I like to classify dyes as either natural or synthetic dyes. Compounds extracted from plants (or other naturally occurring sources) can be called natural dyes. Synthetic dyes are those that came into being through technology. Considering two of the world's most polluting industries are synthetic dye manufacture and dye use, we have good reason to worry.
Without a solid background in chemistry, the complete understanding of azo verses azo-free synthetic dyes is a little difficult, but basically azo dyes are synthetic dyes containing nitrogen atoms. Many azo textile dyes can cause hypersensitivity and trigger existing allergies by being absorbed into the body through skin contact. Toxic dye production and use has already taken it's toll on rivers and waterways in some developing countries that export to the rest of the world. I am not convinced that third world dye houses are totally unaware of the effect of allowing toxic waste to enter the local water system. Education will always be important in helping to combat industrial pollution, but lack of enforcement still allows a large number of dye houses to continue putting profit above environmental issues.
I have heard claims that azo-free dyes are 100% safe for the end user and the environment. I certainly agree that the removal of azo dyes will reduce the risk of health problems to the end user, but I am yet to be convinced that an exhausted synthetic azo-free dye bath will not have a negative effect on the environment if dumped into the water system. Natural dyes, on the other hand, are much safer to dispose of after use without damaging the earth.
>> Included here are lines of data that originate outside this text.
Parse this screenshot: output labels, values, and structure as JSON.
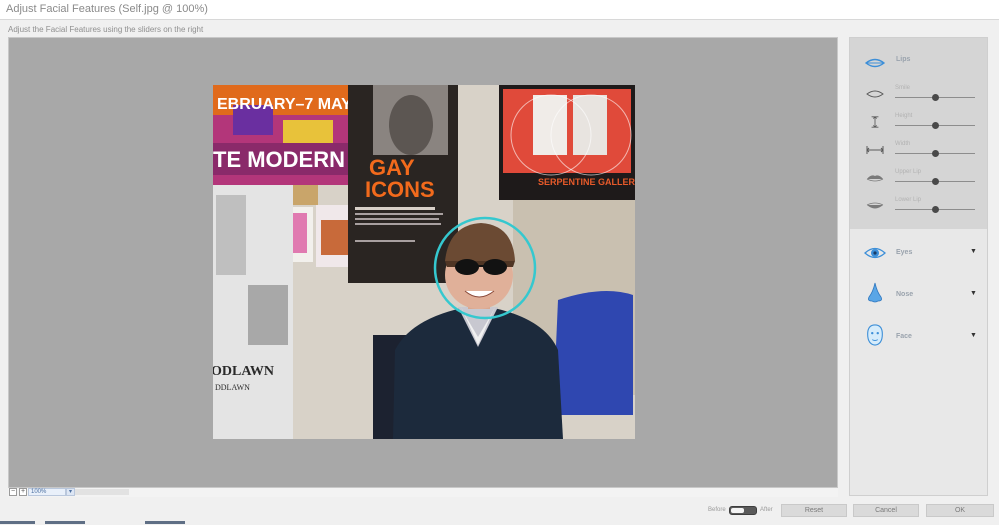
{
  "window": {
    "title": "Adjust Facial Features (Self.jpg @ 100%)",
    "instruction": "Adjust the Facial Features using the sliders on the right"
  },
  "zoom": {
    "minus": "−",
    "plus": "+",
    "value": "100%"
  },
  "panel": {
    "lips": {
      "label": "Lips",
      "sliders": [
        {
          "label": "Smile",
          "value": 0.5
        },
        {
          "label": "Height",
          "value": 0.5
        },
        {
          "label": "Width",
          "value": 0.5
        },
        {
          "label": "Upper Lip",
          "value": 0.5
        },
        {
          "label": "Lower Lip",
          "value": 0.5
        }
      ]
    },
    "features": [
      {
        "label": "Eyes",
        "chevron": "▼",
        "icon": "eye-icon"
      },
      {
        "label": "Nose",
        "chevron": "▼",
        "icon": "nose-icon"
      },
      {
        "label": "Face",
        "chevron": "▼",
        "icon": "face-icon"
      }
    ]
  },
  "footer": {
    "before": "Before",
    "after": "After",
    "reset": "Reset",
    "cancel": "Cancel",
    "ok": "OK"
  },
  "colors": {
    "face_marker": "#35c8cf",
    "icon_blue": "#3d8fd8"
  }
}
Sadly, it is left to the consumer to research all the facts. I still find it strange that organic textiles have already gained popularity, but little to no thought is given by the average consumer into the dyeing process. Surely these two issues should go hand in hand. At sorazora we believe in providing as much information as possible regarding fibres and dyes.
The above photo shows the Bagmati River flowing through central Kathmandu. Taken in January this year, it illustrates the problem of pollution caused by human, industrial and household waste.